Posted 2018-02-27T21:13:22+00:00 - Updated 2018-02-28T15:01:25+00:00
Kathy Hanrahan with her family

This month, I started living again.

I started running again, making plans that don't involve shots and fertility medications and breathing again.

After our fourth failed IUI, we had a choice - IVF, a medicated cycle without and IUI or just a break from the infertility roller coaster.

Since IUIs haven't worked so far, we are not going to do them anymore. We were fine to try them when insurance covered them, but why waste the money on something that hasn't worked?

I wasn't ready to take a break. I turned 37 this month and despite my doctor saying that I have a great egg reserve, I'm still worried I'm running out of time to conceive.

So, we decided to do a medicated cycle without an IUI. I'm taking Femara and doing Gonal-F shots and hoping to conceive naturally. The break from having to schedule an IUI really made me feel free. One less thing to worry about this cycle. Suddenly I was starting to make plans for the summer and hitting the gym more. I felt like some of the weight that I was carrying around was lifted.

I think part of this is because I have a plan for our next two cycles. And I have a little hope.

If this cycle doesn't work, we are going to try a new IVF treatment - INVOcell. Basically it is a plastic device that allows me to incubate my own eggs! Just like a chicken.

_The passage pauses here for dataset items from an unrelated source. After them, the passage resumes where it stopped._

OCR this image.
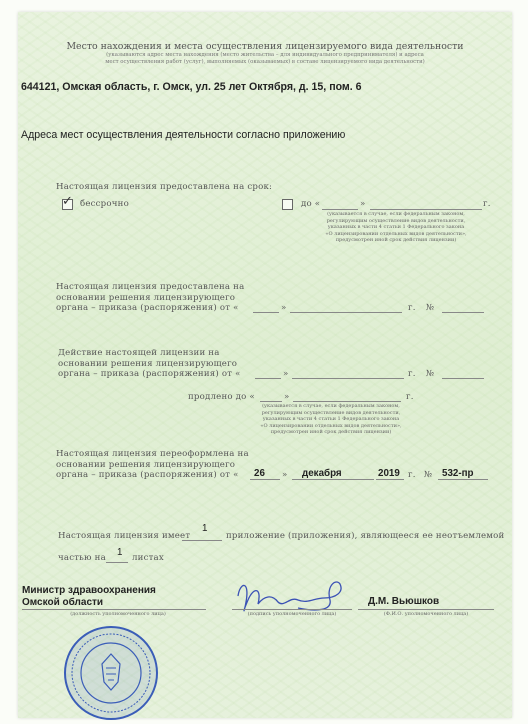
Место нахождения и места осуществления лицензируемого вида деятельности
(указываются адрес места нахождения (место жительства – для индивидуального предпринимателя) и адреса
мест осуществления работ (услуг), выполняемых (оказываемых) в составе лицензируемого вида деятельности)
644121, Омская область, г. Омск, ул. 25 лет Октября, д. 15, пом. 6
Адреса мест осуществления деятельности согласно приложению
Настоящая лицензия предоставлена на срок:
✓ бессрочно	до «	»	г.
(указывается в случае, если федеральным законом,
регулирующим осуществление видов деятельности,
указанных в части 4 статьи 1 Федерального закона
«О лицензировании отдельных видов деятельности»,
предусмотрен иной срок действия лицензии)
Настоящая лицензия предоставлена на
основании решения лицензирующего
органа – приказа (распоряжения) от «	»	г. №
Действие настоящей лицензии на
основании решения лицензирующего
органа – приказа (распоряжения) от «	»	г. №
продлено до «	»	г.
(указывается в случае, если федеральным законом,
регулирующим осуществление видов деятельности,
указанных в части 4 статьи 1 Федерального закона
«О лицензировании отдельных видов деятельности»,
предусмотрен иной срок действия лицензии)
Настоящая лицензия переоформлена на
основании решения лицензирующего
органа – приказа (распоряжения) от «	26 » декабря	2019 г. № 532-пр
Настоящая лицензия имеет
1
приложение (приложения), являющееся ее неотъемлемой
частью на 1 листах
Министр здравоохранения
Омской области
(должность уполномоченного лица)	(подпись уполномоченного лица)
Д.М. Вьюшков
(Ф.И.О. уполномоченного лица)
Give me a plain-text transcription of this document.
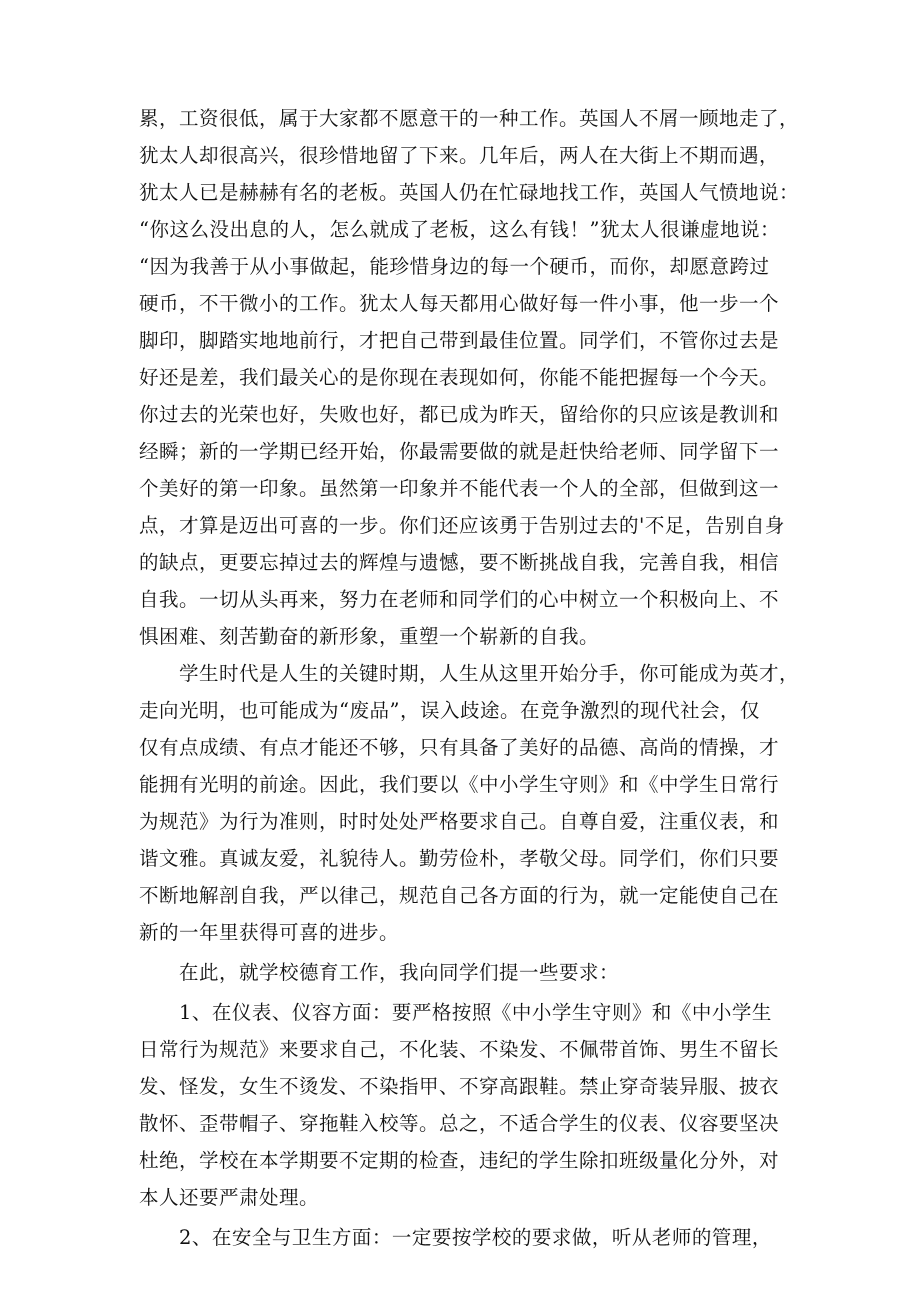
累，工资很低，属于大家都不愿意干的一种工作。英国人不屑一顾地走了，
犹太人却很高兴，很珍惜地留了下来。几年后，两人在大街上不期而遇，
犹太人已是赫赫有名的老板。英国人仍在忙碌地找工作，英国人气愤地说：
“你这么没出息的人，怎么就成了老板，这么有钱！”犹太人很谦虚地说：
“因为我善于从小事做起，能珍惜身边的每一个硬币，而你，却愿意跨过
硬币，不干微小的工作。犹太人每天都用心做好每一件小事，他一步一个
脚印，脚踏实地地前行，才把自己带到最佳位置。同学们，不管你过去是
好还是差，我们最关心的是你现在表现如何，你能不能把握每一个今天。
你过去的光荣也好，失败也好，都已成为昨天，留给你的只应该是教训和
经瞬；新的一学期已经开始，你最需要做的就是赶快给老师、同学留下一
个美好的第一印象。虽然第一印象并不能代表一个人的全部，但做到这一
点，才算是迈出可喜的一步。你们还应该勇于告别过去的'不足，告别自身
的缺点，更要忘掉过去的辉煌与遗憾，要不断挑战自我，完善自我，相信
自我。一切从头再来，努力在老师和同学们的心中树立一个积极向上、不
惧困难、刻苦勤奋的新形象，重塑一个崭新的自我。
学生时代是人生的关键时期，人生从这里开始分手，你可能成为英才，
走向光明，也可能成为“废品”，误入歧途。在竞争激烈的现代社会，仅
仅有点成绩、有点才能还不够，只有具备了美好的品德、高尚的情操，才
能拥有光明的前途。因此，我们要以《中小学生守则》和《中学生日常行
为规范》为行为准则，时时处处严格要求自己。自尊自爱，注重仪表，和
谐文雅。真诚友爱，礼貌待人。勤劳俭朴，孝敬父母。同学们，你们只要
不断地解剖自我，严以律己，规范自己各方面的行为，就一定能使自己在
新的一年里获得可喜的进步。
在此，就学校德育工作，我向同学们提一些要求：
1、在仪表、仪容方面：要严格按照《中小学生守则》和《中小学生
日常行为规范》来要求自己，不化装、不染发、不佩带首饰、男生不留长
发、怪发，女生不烫发、不染指甲、不穿高跟鞋。禁止穿奇装异服、披衣
散怀、歪带帽子、穿拖鞋入校等。总之，不适合学生的仪表、仪容要坚决
杜绝，学校在本学期要不定期的检查，违纪的学生除扣班级量化分外，对
本人还要严肃处理。
2、在安全与卫生方面：一定要按学校的要求做，听从老师的管理，
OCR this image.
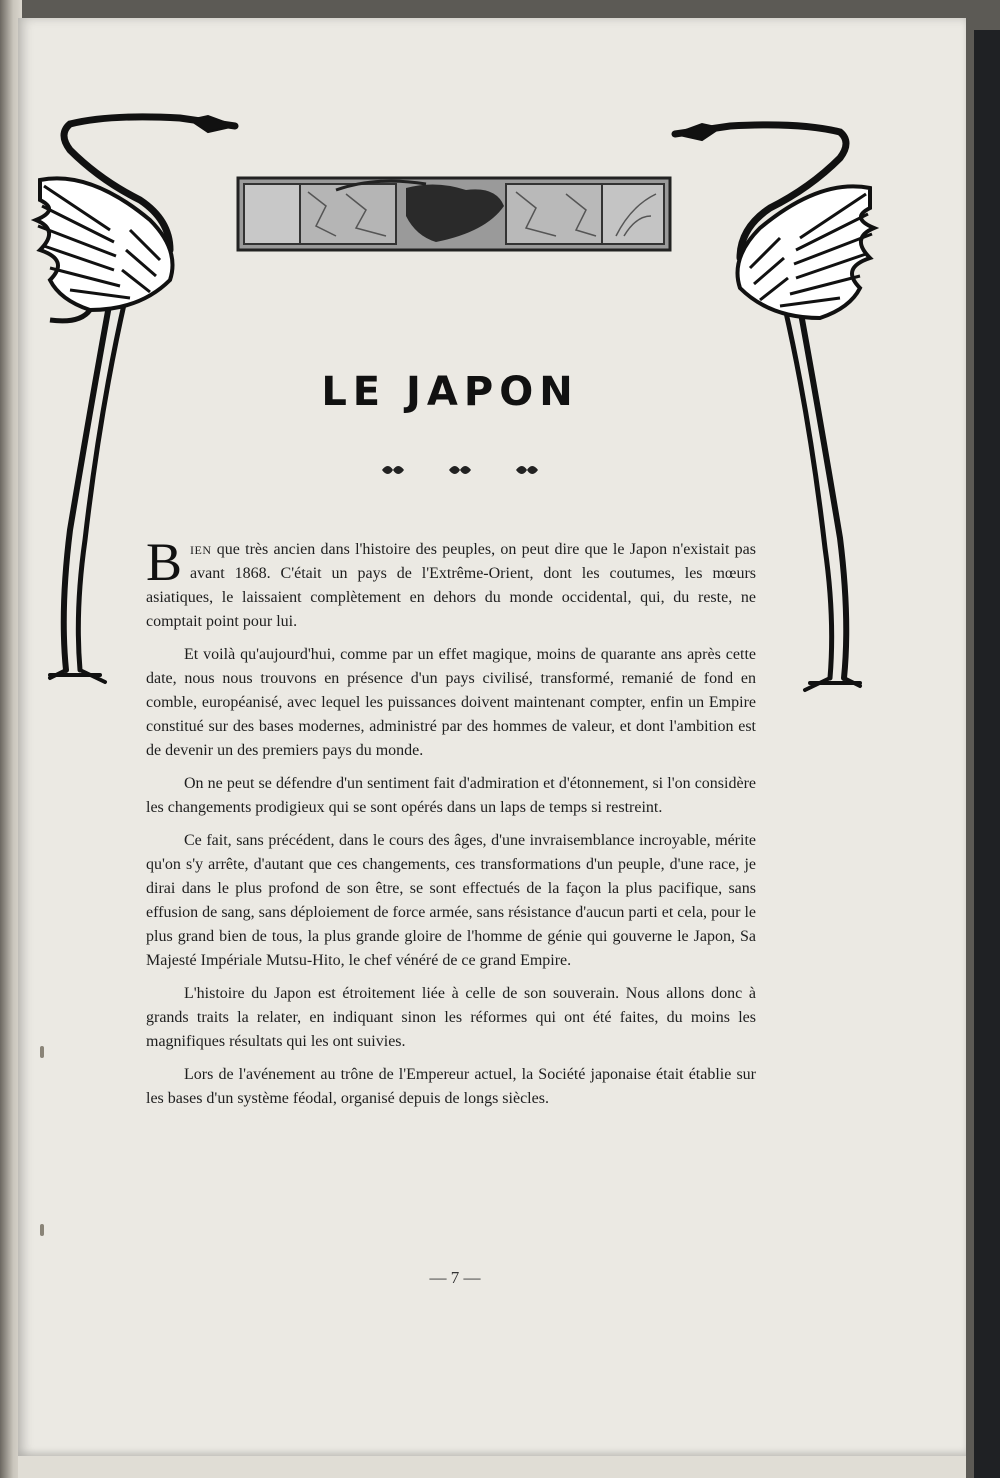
LE JAPON

BIEN que très ancien dans l'histoire des peuples, on peut dire que le Japon n'existait pas avant 1868. C'était un pays de l'Extrême-Orient, dont les coutumes, les mœurs asiatiques, le laissaient complètement en dehors du monde occidental, qui, du reste, ne comptait point pour lui.

Et voilà qu'aujourd'hui, comme par un effet magique, moins de quarante ans après cette date, nous nous trouvons en présence d'un pays civilisé, transformé, remanié de fond en comble, européanisé, avec lequel les puissances doivent maintenant compter, enfin un Empire constitué sur des bases modernes, administré par des hommes de valeur, et dont l'ambition est de devenir un des premiers pays du monde.

On ne peut se défendre d'un sentiment fait d'admiration et d'étonnement, si l'on considère les changements prodigieux qui se sont opérés dans un laps de temps si restreint.

Ce fait, sans précédent, dans le cours des âges, d'une invraisemblance incroyable, mérite qu'on s'y arrête, d'autant que ces changements, ces transformations d'un peuple, d'une race, je dirai dans le plus profond de son être, se sont effectués de la façon la plus pacifique, sans effusion de sang, sans déploiement de force armée, sans résistance d'aucun parti et cela, pour le plus grand bien de tous, la plus grande gloire de l'homme de génie qui gouverne le Japon, Sa Majesté Impériale Mutsu-Hito, le chef vénéré de ce grand Empire.

L'histoire du Japon est étroitement liée à celle de son souverain. Nous allons donc à grands traits la relater, en indiquant sinon les réformes qui ont été faites, du moins les magnifiques résultats qui les ont suivies.

Lors de l'avénement au trône de l'Empereur actuel, la Société japonaise était établie sur les bases d'un système féodal, organisé depuis de longs siècles.

— 7 —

Doctors put the eggs and sperm together in the INVOcell device then insert it back into the patient to incubate it herself. Basically, the woman does the work that the lab technicians would be doing in traditional IVF, which helps cut the cost down significantly.

After three to five days, the doctor removes the device (which is held in with a diaphragm). Then, a maximum of two embryos will be transferred back into the uterus to hopefully implant.

The medications for INVOcell are cheaper than traditional IVF and the success rates are about the same.

Has anyone done INVOcell? I'd love to hear from someone who has tried it.

Kathy is a mom of one and Out & About editor for WRAL.com. She writes for Go Ask Mom about her experience with secondary infertility.